Rights and Accountability 13 January 2016
Israel is preparing to force-feed a hunger striking prisoner, the Palestinian Authority warned on Tuesday.
Muhammad al-Qiq, 33, who has been on hunger strike since 24 November, would be the first prisoner to be force-fed since the practice was legalized by Israel’s parliament, the Knesset, last July.
Issa Qaraqe, the Palestinian Authority head of prisoners’ affairs, said that Israel was forming a medical team consisting of three doctors, a psychiatrist and a social worker who will inject fluids into al-Qiq intravenously.
Al-Qiq, who works for the Saudi television channel Al Majd, was arrested on 21 November 2015 and has been held without charge or trial under administrative detention on the basis of secret evidence.
The journalist, from the village of Dura near the occupied West Bank city of Hebron, was moved to hospital in Afula, a city in the north of present-day Israel, after he lost nearly 50 pounds and could no longer walk.
Previously he had been held in isolation at the Ramle prison clinic.
His wife Fayha Shalash told reporters that al-Qiq is now vomiting blood.
Qaraqe said that al-Qiq slipped into a temporary coma over the weekend.
Hunger strikers
Another hunger striker reported to be in critical condition, Abdullah Abu Jaber, is being held in the Ramle prison clinic.
Abu Jaber, a Jordanian national, was sentenced to 20 years in prison in 2000 for allegedly detonating a bomb on a bus in Tel Aviv.
Abu Jaber demands that Israel transfer him to a Jordanian prison for the remaining years of his sentence.
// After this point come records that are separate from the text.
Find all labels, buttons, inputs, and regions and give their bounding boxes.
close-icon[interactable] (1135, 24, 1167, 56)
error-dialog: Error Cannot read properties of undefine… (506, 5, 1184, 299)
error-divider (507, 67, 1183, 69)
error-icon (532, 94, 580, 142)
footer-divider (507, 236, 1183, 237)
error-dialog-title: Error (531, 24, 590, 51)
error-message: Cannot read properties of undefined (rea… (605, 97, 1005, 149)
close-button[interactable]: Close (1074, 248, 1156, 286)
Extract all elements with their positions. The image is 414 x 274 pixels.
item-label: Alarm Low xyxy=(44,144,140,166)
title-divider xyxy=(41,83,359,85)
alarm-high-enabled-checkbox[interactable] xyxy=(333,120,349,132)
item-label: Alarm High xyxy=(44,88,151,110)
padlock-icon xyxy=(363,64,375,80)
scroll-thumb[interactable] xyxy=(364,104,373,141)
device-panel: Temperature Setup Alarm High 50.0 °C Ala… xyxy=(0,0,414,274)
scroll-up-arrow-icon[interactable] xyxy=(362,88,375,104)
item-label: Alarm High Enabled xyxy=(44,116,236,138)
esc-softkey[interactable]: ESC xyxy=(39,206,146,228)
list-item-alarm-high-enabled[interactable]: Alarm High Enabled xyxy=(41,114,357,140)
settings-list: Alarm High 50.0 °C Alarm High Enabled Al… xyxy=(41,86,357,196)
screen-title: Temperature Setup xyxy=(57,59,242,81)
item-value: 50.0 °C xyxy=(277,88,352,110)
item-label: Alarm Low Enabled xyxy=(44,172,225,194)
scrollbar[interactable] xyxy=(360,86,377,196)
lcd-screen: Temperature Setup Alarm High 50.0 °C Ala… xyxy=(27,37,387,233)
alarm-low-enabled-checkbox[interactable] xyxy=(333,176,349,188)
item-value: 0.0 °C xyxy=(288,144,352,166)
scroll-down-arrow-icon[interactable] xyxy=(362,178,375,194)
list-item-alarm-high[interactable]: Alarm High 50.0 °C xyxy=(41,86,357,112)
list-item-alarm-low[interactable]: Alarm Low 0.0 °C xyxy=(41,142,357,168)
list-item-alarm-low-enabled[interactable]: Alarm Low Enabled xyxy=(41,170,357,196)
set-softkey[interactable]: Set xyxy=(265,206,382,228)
Abu Jaber suspended his strike for three days at the end of December, but reinstated his protest when Israel reneged on its promises to meet his demands, his lawyer told reporters.
Qaraqe said that Israel has also threatened to force-feed Abu Jaber.
Abu Jaber is one of two dozen Jordanian nationals being held in Israeli prisons, according to Fedaa, a group supporting Jordanian prisoners in Israel.
Palestinian prisoner Kifah Hattab was also on a hunger strike that lasted 50 days, demanding that he be treated as a prisoner of war. Hattab, who is serving two life sentences, reportedly ended his strike on Tuesday after reaching an agreement with Israeli authorities.
Force-feeding
In August of last year, Israel made moves to force-feed Muhammad Allan, who nearly died after his two-month hunger strike in protest of his detention without charge or trial. But doctors said they would refuse to carry out the controversial procedure on Allan.
In a letter to Israeli Prime Minister Benjamin Netanyahu last summer, the World Medical Association denounced force-feeding as “degrading, inhumane treatment, amounting to torture.”
The Israel Medical Association also denounced the practice, and said that physicians who carried it out would be liable for prosecution abroad.
Gilad Erdan, the Israeli minister who pushed for the force-feeding law, referred to the hunger strike tactic as “a new type of suicide terror attack.”
Several high-profile hunger strikes have been undertaken by Palestinian prisoners in recent years, many of them protesting being held without charge or trial under administrative detention orders issued by a military court.
In 2012, in the midst of a mass hunger strike with several demands, including the end of administrative detention, Israel’s public security minister at the time, Yitzhak Aharonovich, admitted the practice was overused.
At the time, approximately 300 Palestinians were being held under administrative detention.
That number has soared to 660 in the last three months.
Israel is holding approximately 6,800 Palestinian political prisoners, according to the rights group Addameer.